Verbreitet sich der Erreger über die Luft?
Umso größer ist jedoch das Unverständnis über den erneut starken Ausbruch der Geflügelpest im Nordwesten Niedersachsens. Was kommt also sonst noch in Betracht? Darüber ist das FLI nach eigenen Angaben in enger Abstimmung mit den Behörden. Auffällig ist offenbar, dass besonders viele Putenhaltungen betroffen sind, die Ställe mit einer sogenannten Querlüftung haben. Durch diese Art der Lüftung besteht ein größerer Kontakt der Tiere zur Außenwelt. Was gesellschaftlich gemeinhin positiv bewertet wird, kann in diesem Fall womöglich ein Einfallstor für Viren sein. Das würde jedoch bedeuten, dass sich der Vogelgrippe-Erreger über die Luft übertragen könnte – wissenschaftlich belegt ist das derweil noch nicht. Prof. Conraths nennt diese These eine „ganz umstrittene Geschichte“.
Er erläutert, die meisten Influenza-Experten verträten den Standpunkt, dass die Erreger nur über eine sehr kurze Distanz übertragen werden. Es gebe aber auch Ausnahmen sowie eine mathematische Modellrechnung aus den USA, die auch andere Schlüsse zulassen. Demnach könnte der Erreger auch in einem Radius von einigen 100 Metern um einen infizierten Bestand herum andere Tiere anstecken. Eine Doktorarbeit am FLI habe zudem gezeigt, dass in bestimmten Konstellationen eine Übertragung über die Luft zumindest „möglich“ oder sogar „wahrscheinlich“ sei. „Man kann es also nicht ausschließen.“
Was die Biosicherheit angeht, müssen wir schauen, ob man weiter etwas ändern oder optimieren kann.
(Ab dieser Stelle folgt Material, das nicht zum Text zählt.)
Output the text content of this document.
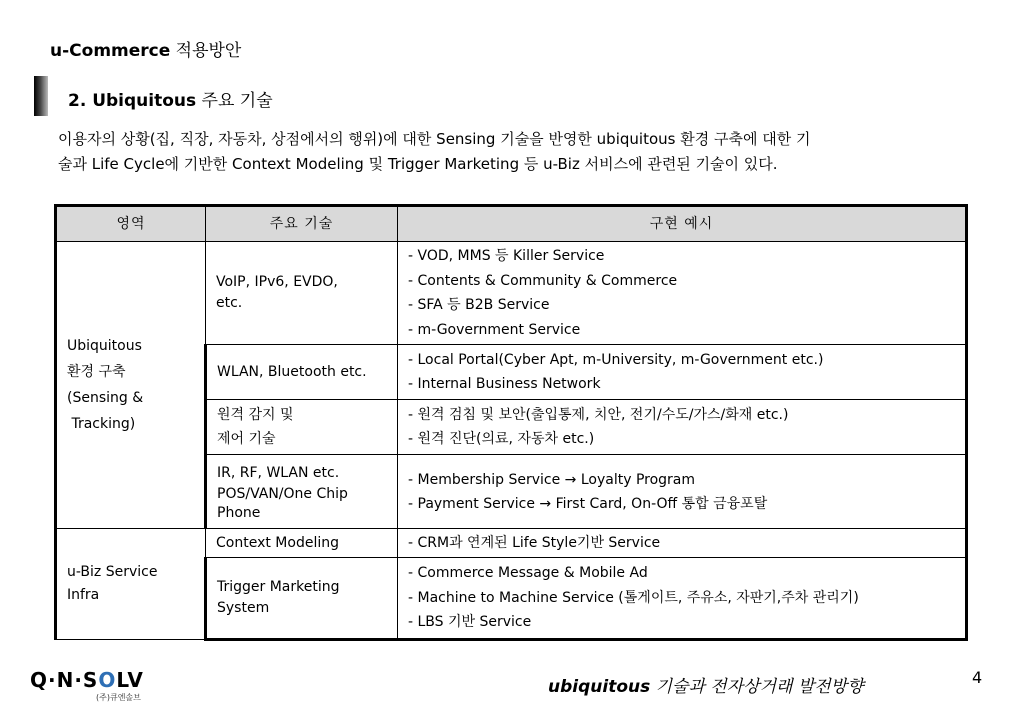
u-Commerce 적용방안
2. Ubiquitous 주요 기술

이용자의 상황(집, 직장, 자동차, 상점에서의 행위)에 대한 Sensing 기술을 반영한 ubiquitous 환경 구축에 대한 기
술과 Life Cycle에 기반한 Context Modeling 및 Trigger Marketing 등 u-Biz 서비스에 관련된 기술이 있다.

영역	주요 기술	구현 예시

Ubiquitous
환경 구축
(Sensing &
Tracking)	VoIP, IPv6, EVDO,
etc.	- VOD, MMS 등 Killer Service
- Contents & Community & Commerce
- SFA 등 B2B Service
- m-Government Service

	WLAN, Bluetooth etc.	- Local Portal(Cyber Apt, m-University, m-Government etc.)
- Internal Business Network

	원격 감지 및
제어 기술	- 원격 검침 및 보안(출입통제, 치안, 전기/수도/가스/화재 etc.)
- 원격 진단(의료, 자동차 etc.)

	IR, RF, WLAN etc.
POS/VAN/One Chip
Phone	- Membership Service → Loyalty Program
- Payment Service → First Card, On-Off 통합 금융포탈

u-Biz Service
Infra	Context Modeling	- CRM과 연계된 Life Style기반 Service

	Trigger Marketing
System	- Commerce Message & Mobile Ad
- Machine to Machine Service (톨게이트, 주유소, 자판기,주차 관리기)
- LBS 기반 Service
Q·N·SOLV
(주)큐엔솔브
ubiquitous 기술과 전자상거래 발전방향	4
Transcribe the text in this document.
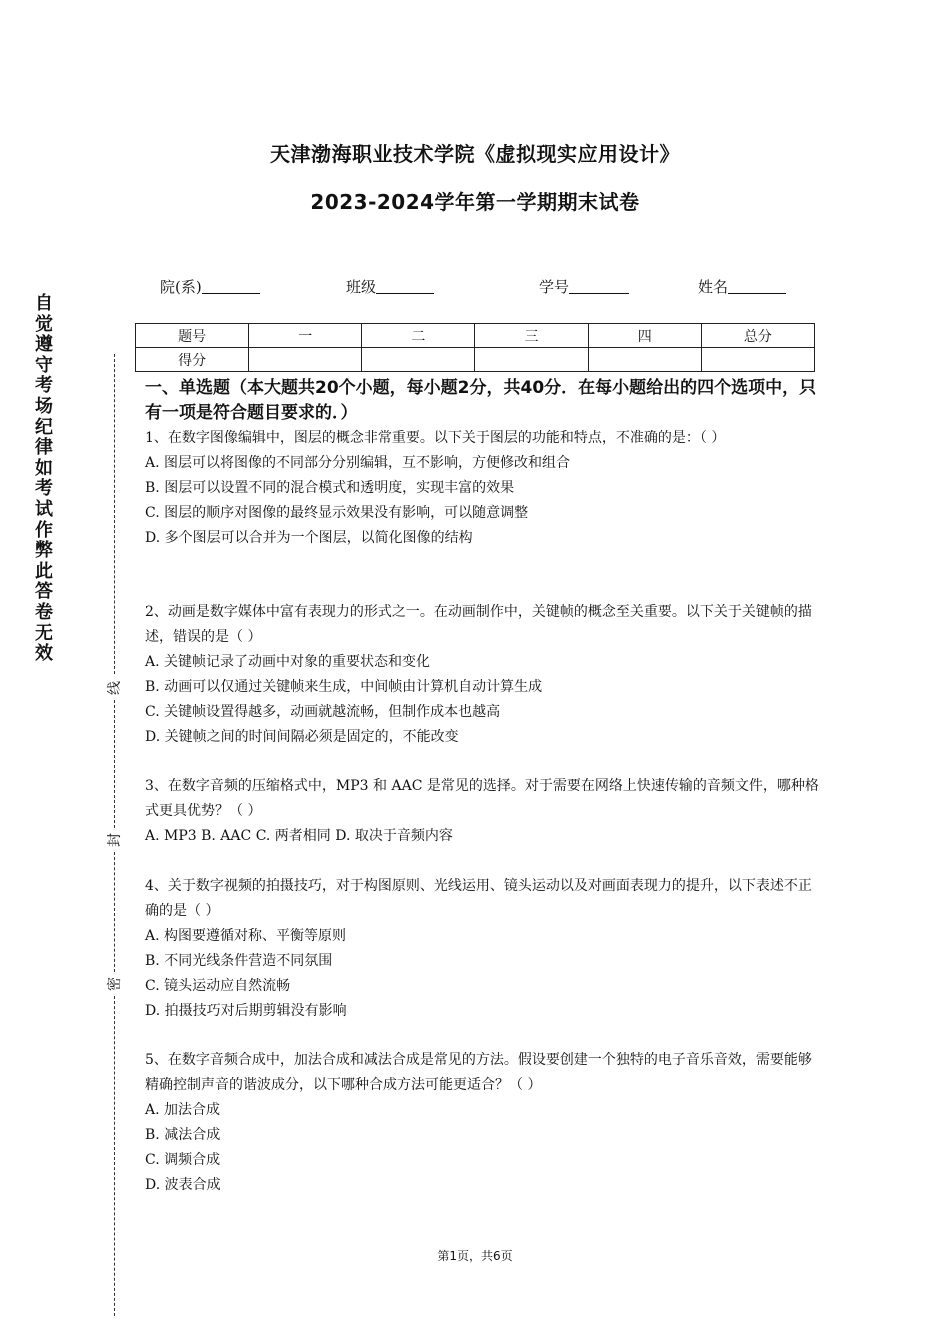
天津渤海职业技术学院《虚拟现实应用设计》
2023-2024学年第一学期期末试卷
院(系)	班级	学号	姓名
题号	一	二	三	四	总分
得分					
自觉遵守考场纪律如考试作弊此答卷无效
线
封
密
一、单选题（本大题共20个小题，每小题2分，共40分．在每小题给出的四个选项中，只有一项是符合题目要求的．）

1、在数字图像编辑中，图层的概念非常重要。以下关于图层的功能和特点，不准确的是：（ ）

A. 图层可以将图像的不同部分分别编辑，互不影响，方便修改和组合

B. 图层可以设置不同的混合模式和透明度，实现丰富的效果

C. 图层的顺序对图像的最终显示效果没有影响，可以随意调整

D. 多个图层可以合并为一个图层，以简化图像的结构

2、动画是数字媒体中富有表现力的形式之一。在动画制作中，关键帧的概念至关重要。以下关于关键帧的描述，错误的是（ ）

A. 关键帧记录了动画中对象的重要状态和变化

B. 动画可以仅通过关键帧来生成，中间帧由计算机自动计算生成

C. 关键帧设置得越多，动画就越流畅，但制作成本也越高

D. 关键帧之间的时间间隔必须是固定的，不能改变

3、在数字音频的压缩格式中，MP3 和 AAC 是常见的选择。对于需要在网络上快速传输的音频文件，哪种格式更具优势？（ ）

A. MP3 B. AAC C. 两者相同 D. 取决于音频内容

4、关于数字视频的拍摄技巧，对于构图原则、光线运用、镜头运动以及对画面表现力的提升，以下表述不正确的是（ ）

A. 构图要遵循对称、平衡等原则

B. 不同光线条件营造不同氛围

C. 镜头运动应自然流畅

D. 拍摄技巧对后期剪辑没有影响

5、在数字音频合成中，加法合成和减法合成是常见的方法。假设要创建一个独特的电子音乐音效，需要能够精确控制声音的谐波成分，以下哪种合成方法可能更适合？（ ）

A. 加法合成

B. 减法合成

C. 调频合成

D. 波表合成

第1页，共6页
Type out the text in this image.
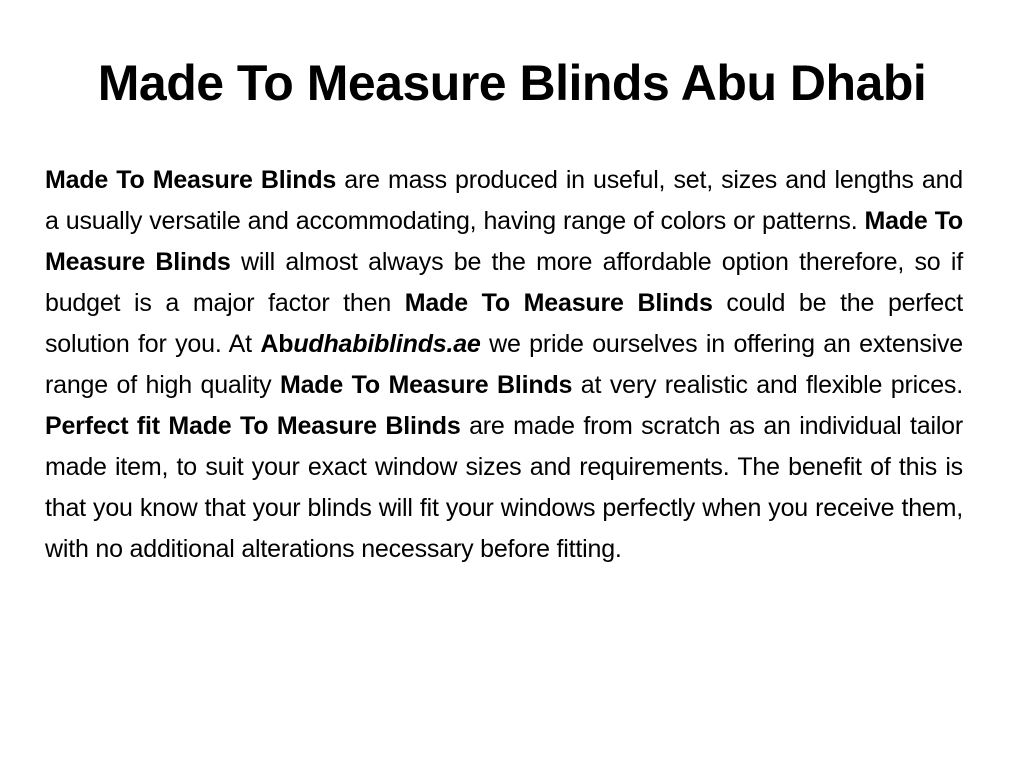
Made To Measure Blinds Abu Dhabi

Made To Measure Blinds are mass produced in useful, set, sizes and lengths and a usually versatile and accommodating, having range of colors or patterns. Made To Measure Blinds will almost always be the more affordable option therefore, so if budget is a major factor then Made To Measure Blinds could be the perfect solution for you. At Abudhabiblinds.ae we pride ourselves in offering an extensive range of high quality Made To Measure Blinds at very realistic and flexible prices. Perfect fit Made To Measure Blinds are made from scratch as an individual tailor made item, to suit your exact window sizes and requirements. The benefit of this is that you know that your blinds will fit your windows perfectly when you receive them, with no additional alterations necessary before fitting.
Ursula Gerdes, Geschäftsführerin der niedersächsischen Tierseuchenkasse, stellte zumindest fest, dass sich die Infektionen rund um den Jahreswechsel in Windrichtung ausgebreitet haben. Seitdem stehe sie in dieser Frage in Austausch mit dem FLI und den lokalen Behörden. Außerdem zieht sie daraus den Schluss, dass man künftig von solchen Betrieben höhere Beiträge erheben könnte, die in Gebieten mit einer größeren Geflügel-Dichte stehen – schließlich scheint dort das Risiko auch höher zu sein.
Prof. Conraths möchte Geflügelhalter aber davor warnen, das Infektionsgeschehen allein auf jene Faktoren zu schieben, die der Mensch schlechterdings kaum beeinflussen kann – wie etwa den Wind oder den unvermeidlichen Zustrom von Zugvögeln. „Was die Biosicherheit angeht, müssen wir schauen, ob man weiter etwas ändern oder optimieren kann“, sagt der Forscher. Zudem empfiehlt er niedrigschwellige Beratungsangebote für die Landwirte auszuweiten. Es sei hilfreich, jemanden von außen auf den Betrieb schauen zu lassen.
Vogelgrippe eine Gefahr für den Menschen?
Nachdem am vergangenen Wochenende bekanntgeworden war, dass sich in Russland offenbar zehn Menschen mit dem Geflügelpest-Erreger infiziert haben, ist das FLI alarmiert. „Influenza-A-Viren haben das Potenzial, auch auf den Menschen überspringen zu können“, sagt Prof. Conraths. Das FLI untersuche die Angelegenheit gerade sehr genau. „Nach den Berichten aus Russland über glimpflich verlaufene Infektionen mit HPAI-H5N8 gibt keinen Grund zur Panik, aber zur Wachsamkeit“, sagt Prof. Conraths. Er und seine Kollegen und Mitarbeiter betreten Ställe, in denen die Vogelgrippe ausgebrochen ist, jedenfalls nur unter Atemschutz – schon immer.